Wednesday, June 20, 2012

Just a Little Better

It sounds so easy. “I’ll do just a little bit better.”  But, just a little better, in reality, can be a lot better. It can mean all the difference in getting enough sleep, eating more fruits and vegetables, consuming fewer calories, fewer sweets, fewer refined carbs, less alcohol. The list goes on.

For many of us, our daily decisions revolve around our work, our children and families, how we choose to and need to spend our time, what we are able to afford,  how we prepare our meals (or if we prepare our meals) . . . you get the idea. And, the idea is, that wherever we  are along the continuum, we can all do just a little better.

If you have two soft drinks a day, have just one (and then do better still). Do the same for your children. If you have dessert at every meal, try limiting it to once a week, or on special occasions. If you have sugar-laden breakfast cereals (because, after-all, that’s what your kids see on television), switch to a whole grain cereal topped with berries or a banana. If you don’t have time for 20 minutes of moderate physical activity every day, try for three times a week—maybe a family walk after dinner rather than half an hour of TV.

Even with time, financial and work constraints, we can all find ways to make even the smallest improvements in our lifestyle behavior choices. By adopting a just a little better attitude, you not only do better, you set a better example, and your children learn by that example.
Keep in mind too, that just a little better isn’t just anything—it might just be everything.

Friday, June 8, 2012

Digging in the Dirt

This morning's harvest
I love digging in the dirt. It’s about as down to earth as you can get. The fenced garden walls crawl with morning glories and other flowering vines, and they are beautiful in the early morning light.  The gorgeous heirloom tomatoes, leafy greens, cucumbers, eggplant, varieties of squash, okra, beans, potatoes, onions, peppers, herbs, carrots, radishes, beets, daikon and more, assure us we will eat well. It’s hard to feel the ever-present daily stresses when digging, tending and nurturing.

But, then there’s the work.  And, the work to maintain our garden paradise means aching shoulders and backs, a lot of mud, blisters, broken fingernails, and time. It’s a lot of work. But, then there’s the harvest (yea!).
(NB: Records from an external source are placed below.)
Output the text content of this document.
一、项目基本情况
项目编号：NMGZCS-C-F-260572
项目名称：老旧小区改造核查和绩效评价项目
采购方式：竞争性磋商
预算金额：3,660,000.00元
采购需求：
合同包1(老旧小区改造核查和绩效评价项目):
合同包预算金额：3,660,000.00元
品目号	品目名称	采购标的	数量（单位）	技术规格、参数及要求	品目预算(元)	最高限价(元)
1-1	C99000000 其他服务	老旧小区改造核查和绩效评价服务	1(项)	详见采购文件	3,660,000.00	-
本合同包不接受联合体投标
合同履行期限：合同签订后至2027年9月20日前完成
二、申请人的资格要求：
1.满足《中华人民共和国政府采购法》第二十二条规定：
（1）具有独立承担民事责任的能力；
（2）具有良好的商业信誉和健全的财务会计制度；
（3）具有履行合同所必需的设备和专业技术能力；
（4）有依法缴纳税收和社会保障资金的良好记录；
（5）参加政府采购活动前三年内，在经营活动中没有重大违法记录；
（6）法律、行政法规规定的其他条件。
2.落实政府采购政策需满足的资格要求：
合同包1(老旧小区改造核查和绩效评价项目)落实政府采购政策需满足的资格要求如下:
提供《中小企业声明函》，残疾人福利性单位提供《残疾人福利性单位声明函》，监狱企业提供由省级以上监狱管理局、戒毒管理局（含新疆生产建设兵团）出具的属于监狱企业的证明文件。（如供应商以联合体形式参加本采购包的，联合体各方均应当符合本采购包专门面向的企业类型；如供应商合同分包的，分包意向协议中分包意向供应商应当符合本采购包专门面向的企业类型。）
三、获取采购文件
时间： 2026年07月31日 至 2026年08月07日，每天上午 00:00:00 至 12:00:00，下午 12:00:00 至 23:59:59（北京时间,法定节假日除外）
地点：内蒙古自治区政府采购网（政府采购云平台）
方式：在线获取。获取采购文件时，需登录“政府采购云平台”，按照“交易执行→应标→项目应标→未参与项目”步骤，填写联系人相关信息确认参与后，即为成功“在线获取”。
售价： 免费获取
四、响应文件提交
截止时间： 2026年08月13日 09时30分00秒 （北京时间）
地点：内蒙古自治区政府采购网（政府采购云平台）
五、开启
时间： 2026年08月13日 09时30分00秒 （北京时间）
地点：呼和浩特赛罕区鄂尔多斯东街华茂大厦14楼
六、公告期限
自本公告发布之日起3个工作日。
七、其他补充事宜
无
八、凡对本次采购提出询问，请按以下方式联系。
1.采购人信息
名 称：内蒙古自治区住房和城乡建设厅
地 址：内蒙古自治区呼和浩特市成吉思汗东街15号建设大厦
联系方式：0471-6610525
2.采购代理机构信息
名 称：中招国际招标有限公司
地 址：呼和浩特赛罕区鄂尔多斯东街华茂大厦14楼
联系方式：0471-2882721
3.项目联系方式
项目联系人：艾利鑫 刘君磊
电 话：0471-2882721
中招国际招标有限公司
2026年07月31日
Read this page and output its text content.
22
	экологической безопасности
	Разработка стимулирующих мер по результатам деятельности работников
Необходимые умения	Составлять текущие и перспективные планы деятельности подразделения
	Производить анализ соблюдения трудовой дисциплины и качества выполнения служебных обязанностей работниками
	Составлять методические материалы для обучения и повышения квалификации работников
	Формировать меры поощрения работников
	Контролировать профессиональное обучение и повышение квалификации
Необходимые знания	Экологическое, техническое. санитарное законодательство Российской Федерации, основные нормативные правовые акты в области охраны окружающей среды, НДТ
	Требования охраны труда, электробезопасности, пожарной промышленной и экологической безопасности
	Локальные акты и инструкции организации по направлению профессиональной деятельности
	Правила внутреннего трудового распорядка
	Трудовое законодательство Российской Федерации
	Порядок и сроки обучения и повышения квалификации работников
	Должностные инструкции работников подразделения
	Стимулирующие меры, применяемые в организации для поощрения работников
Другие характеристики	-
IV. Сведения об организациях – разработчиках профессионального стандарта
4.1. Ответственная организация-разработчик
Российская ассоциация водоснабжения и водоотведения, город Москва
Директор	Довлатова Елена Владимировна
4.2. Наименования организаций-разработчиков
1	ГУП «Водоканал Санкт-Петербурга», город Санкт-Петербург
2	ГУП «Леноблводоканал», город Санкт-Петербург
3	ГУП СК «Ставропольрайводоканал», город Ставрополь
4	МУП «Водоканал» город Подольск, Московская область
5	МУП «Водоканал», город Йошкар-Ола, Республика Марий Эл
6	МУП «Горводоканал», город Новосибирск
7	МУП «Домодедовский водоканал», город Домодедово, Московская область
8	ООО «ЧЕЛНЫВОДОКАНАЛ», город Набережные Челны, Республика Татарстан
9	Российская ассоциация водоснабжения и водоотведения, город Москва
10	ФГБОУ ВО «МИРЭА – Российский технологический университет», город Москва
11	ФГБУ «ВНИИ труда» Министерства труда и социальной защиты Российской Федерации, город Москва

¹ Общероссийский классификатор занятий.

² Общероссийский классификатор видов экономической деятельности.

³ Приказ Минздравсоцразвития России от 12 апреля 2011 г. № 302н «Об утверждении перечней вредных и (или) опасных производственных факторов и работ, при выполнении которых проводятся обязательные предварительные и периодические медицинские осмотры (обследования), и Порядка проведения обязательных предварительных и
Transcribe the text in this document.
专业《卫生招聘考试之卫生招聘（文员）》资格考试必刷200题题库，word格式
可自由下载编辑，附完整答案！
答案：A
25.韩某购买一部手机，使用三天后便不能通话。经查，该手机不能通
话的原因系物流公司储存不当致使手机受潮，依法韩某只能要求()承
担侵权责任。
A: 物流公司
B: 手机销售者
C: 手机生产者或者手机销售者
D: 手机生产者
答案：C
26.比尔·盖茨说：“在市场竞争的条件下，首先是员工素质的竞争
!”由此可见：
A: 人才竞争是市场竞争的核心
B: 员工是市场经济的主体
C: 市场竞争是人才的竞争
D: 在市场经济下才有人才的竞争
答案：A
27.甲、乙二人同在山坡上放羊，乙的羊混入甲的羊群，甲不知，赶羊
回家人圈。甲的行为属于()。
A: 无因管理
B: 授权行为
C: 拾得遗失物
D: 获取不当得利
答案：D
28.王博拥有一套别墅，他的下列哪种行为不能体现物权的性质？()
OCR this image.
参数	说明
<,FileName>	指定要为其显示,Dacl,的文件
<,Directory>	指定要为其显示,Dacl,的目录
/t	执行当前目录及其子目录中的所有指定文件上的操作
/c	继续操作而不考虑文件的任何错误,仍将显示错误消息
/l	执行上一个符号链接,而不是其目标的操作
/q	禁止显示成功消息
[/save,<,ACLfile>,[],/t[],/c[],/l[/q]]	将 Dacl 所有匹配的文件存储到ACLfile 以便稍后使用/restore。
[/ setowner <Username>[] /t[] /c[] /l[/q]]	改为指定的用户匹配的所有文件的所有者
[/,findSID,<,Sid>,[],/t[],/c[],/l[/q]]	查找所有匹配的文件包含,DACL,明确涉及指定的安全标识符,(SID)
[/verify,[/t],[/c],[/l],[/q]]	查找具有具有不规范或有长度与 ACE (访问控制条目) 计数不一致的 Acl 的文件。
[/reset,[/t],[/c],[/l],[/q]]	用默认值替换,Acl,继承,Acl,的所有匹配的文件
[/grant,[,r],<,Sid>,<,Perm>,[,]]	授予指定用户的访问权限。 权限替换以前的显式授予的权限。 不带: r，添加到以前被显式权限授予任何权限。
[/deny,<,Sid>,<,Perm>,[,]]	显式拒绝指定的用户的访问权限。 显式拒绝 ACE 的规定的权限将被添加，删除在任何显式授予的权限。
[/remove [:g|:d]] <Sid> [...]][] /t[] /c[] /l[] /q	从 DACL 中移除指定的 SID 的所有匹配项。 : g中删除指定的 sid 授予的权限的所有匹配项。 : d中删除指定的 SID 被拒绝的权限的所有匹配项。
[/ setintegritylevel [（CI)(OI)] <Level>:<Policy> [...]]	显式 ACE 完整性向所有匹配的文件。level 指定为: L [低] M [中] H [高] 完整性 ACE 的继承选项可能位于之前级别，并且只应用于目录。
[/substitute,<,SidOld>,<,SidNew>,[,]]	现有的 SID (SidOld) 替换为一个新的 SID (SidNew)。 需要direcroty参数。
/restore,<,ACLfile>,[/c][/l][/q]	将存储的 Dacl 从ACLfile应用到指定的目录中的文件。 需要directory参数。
And, then there’s the more.

You can’t have a harvest without the digging, planting, watering, thinning, weeding, and ongoing care. It takes constant attention and tending. It becomes a part of your day. You can’t ignore the weeds, the bugs and grubs (yuck),  the watering demands, or the ongoing day-to-day attention required to produce a fruitful garden. It starts as a collection of tender shoots, demanding attention, and you can’t pay attention part time or only when it’s convenient. If you only tended your garden on Tuesday and Saturday, it would wilt in the hot sun. It wouldn’t thrive and it wouldn’t yield the benefits you were after. If you ignored the weeds, they would overtake your harvest, and at the same time consume and steal the nutrients from the soil. 

But . . . at the same time, you can’t overindulge your garden. You can’t over-feed, over-water, or over-plant. There’s a balance that must be maintained for your garden’s health and productivity, not just this year, but for the years to come. A garden is, in its own way, a kind of wealth—and health. It’s a living thing. And, with all we put into it, the payback comes in multiples.

So, digging in to wellness . . . Can you hope to achieve your wellness goals with only a few hours of attention each week? Most likely “not.”  You have to plan ahead and you have to do first things first. You dig, you plant, you nurture, and then you are able to reap the benefits of your effort.  Believe it, your wellness is also a kind of wealth. And, it demands your attention.

Do you have a plan to grow your wellness? Sure, it’s a stretch, but think of your body as your garden. You don’t want to underfeed it, and you shouldn’t overfeed it, and you can’t ignore it.  You already know that  too much takes its toll, as does too little. Only with too much, you are working in reverse to achieve your goals. Too much, just as too little, means your garden won’t thrive.

You need to be active. You need to be attentive. You need to be deliberate. You need to be moderate and you need to be mindful. Your body needs to be a part of the process. Your body needs fuel, the right amount in the right proportion supplied by you, just as your garden needs nutrients supplied through feeding – the right amount at the right time. 

Whether you have a garden or not, you are a gardener . . . 
Are you giving your body the nutrients it needs? Are you giving it too much food? Are you giving it the attention it needs? Are you on the right track for bountiful wellness?